Both fruit-growers are very proud on their achievements and give the GFA the credits for supporting them and their colleagues with lobbying, educational programmes and connecting the farmers at regional level, the demonstration fields and matchmaking in grants for innovation. The first farmer was actively engaged in the GFA and had a key-position in the Fruit Growers Association; the second farmer was not even aware of his membership of the GFA. ‘I never paid a fee’, he said.

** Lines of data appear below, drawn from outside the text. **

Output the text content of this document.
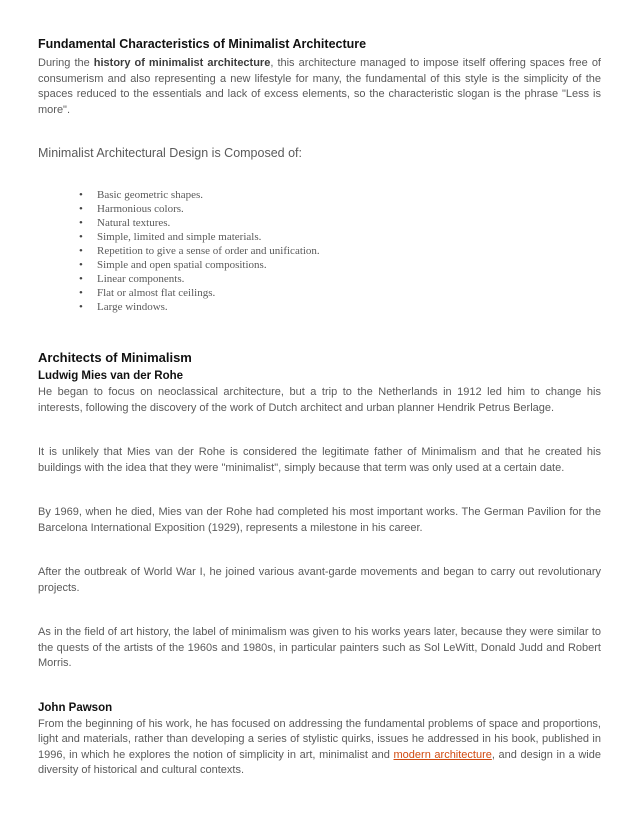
Fundamental Characteristics of Minimalist Architecture

During the history of minimalist architecture, this architecture managed to impose itself offering spaces free of consumerism and also representing a new lifestyle for many, the fundamental of this style is the simplicity of the spaces reduced to the essentials and lack of excess elements, so the characteristic slogan is the phrase "Less is more".

Minimalist Architectural Design is Composed of:

• Basic geometric shapes.
• Harmonious colors.
• Natural textures.
• Simple, limited and simple materials.
• Repetition to give a sense of order and unification.
• Simple and open spatial compositions.
• Linear components.
• Flat or almost flat ceilings.
• Large windows.
Architects of Minimalism
Ludwig Mies van der Rohe

He began to focus on neoclassical architecture, but a trip to the Netherlands in 1912 led him to change his interests, following the discovery of the work of Dutch architect and urban planner Hendrik Petrus Berlage.

It is unlikely that Mies van der Rohe is considered the legitimate father of Minimalism and that he created his buildings with the idea that they were "minimalist", simply because that term was only used at a certain date.

By 1969, when he died, Mies van der Rohe had completed his most important works. The German Pavilion for the Barcelona International Exposition (1929), represents a milestone in his career.

After the outbreak of World War I, he joined various avant-garde movements and began to carry out revolutionary projects.

As in the field of art history, the label of minimalism was given to his works years later, because they were similar to the quests of the artists of the 1960s and 1980s, in particular painters such as Sol LeWitt, Donald Judd and Robert Morris.

John Pawson

From the beginning of his work, he has focused on addressing the fundamental problems of space and proportions, light and materials, rather than developing a series of stylistic quirks, issues he addressed in his book, published in 1996, in which he explores the notion of simplicity in art, minimalist and modern architecture, and design in a wide diversity of historical and cultural contexts.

We had an interview with Asmat Lali Meski, chairwoman and executive director of the Wheat Growers Association. She established this association in 2017, with the aim of safeguarding and conserving the tradition of wheat cultivation in Georgia. Protecting, multiplying and saving indigenous varieties of wheat, as well as preserving one of the world’s earliest authentic bread baking techniques. The wheat culture in Georgia is one of the oldest in the world and is included in the national list of Intangible Cultural Heritage. In 2020 the 45 small and medium sized farmers of the Wheat Growers Association produce about 60 ha of traditional varieties of wheat of organic quality. One of the wheat varieties (Tsiteli doli) is recognised by the Slow Food Movement as an authentic regional product that has to be protected. With the bread festival, the results of seed production and their courses on baking and selling traditional bread, the Wheat Growers Association has built a good reputation in a few years’ time.
Asmat Lali Meski had a lot of experience in working for international organisations. When she heard about the rich tradition of wheat culture and the existence of some endemic varieties, she dreamed of a specialised organisation of wheat growers and of a restoration of this wheat and baking culture. How to start? After she saw the GFA’s chairwoman Nino on television, she knew she should get in touch with the GFA and talk about opportunities and facilities. And this is exactly what happened. The GFA decided to cooperate and facilitate: share meeting rooms for free, help to register the new association, make invitations for education programmes, to connect with different stakeholders in the network and to help by getting market access (special restaurants and shops). The Wheat Growers Association became a member of the GFA and now has its own board. ‘It is a dead horse’ Asmat Lali Meski says, when talking about the services by the governments in the regions. The GFA knows the farmers’ needs and is better equipped to help farmers with (paid) services’.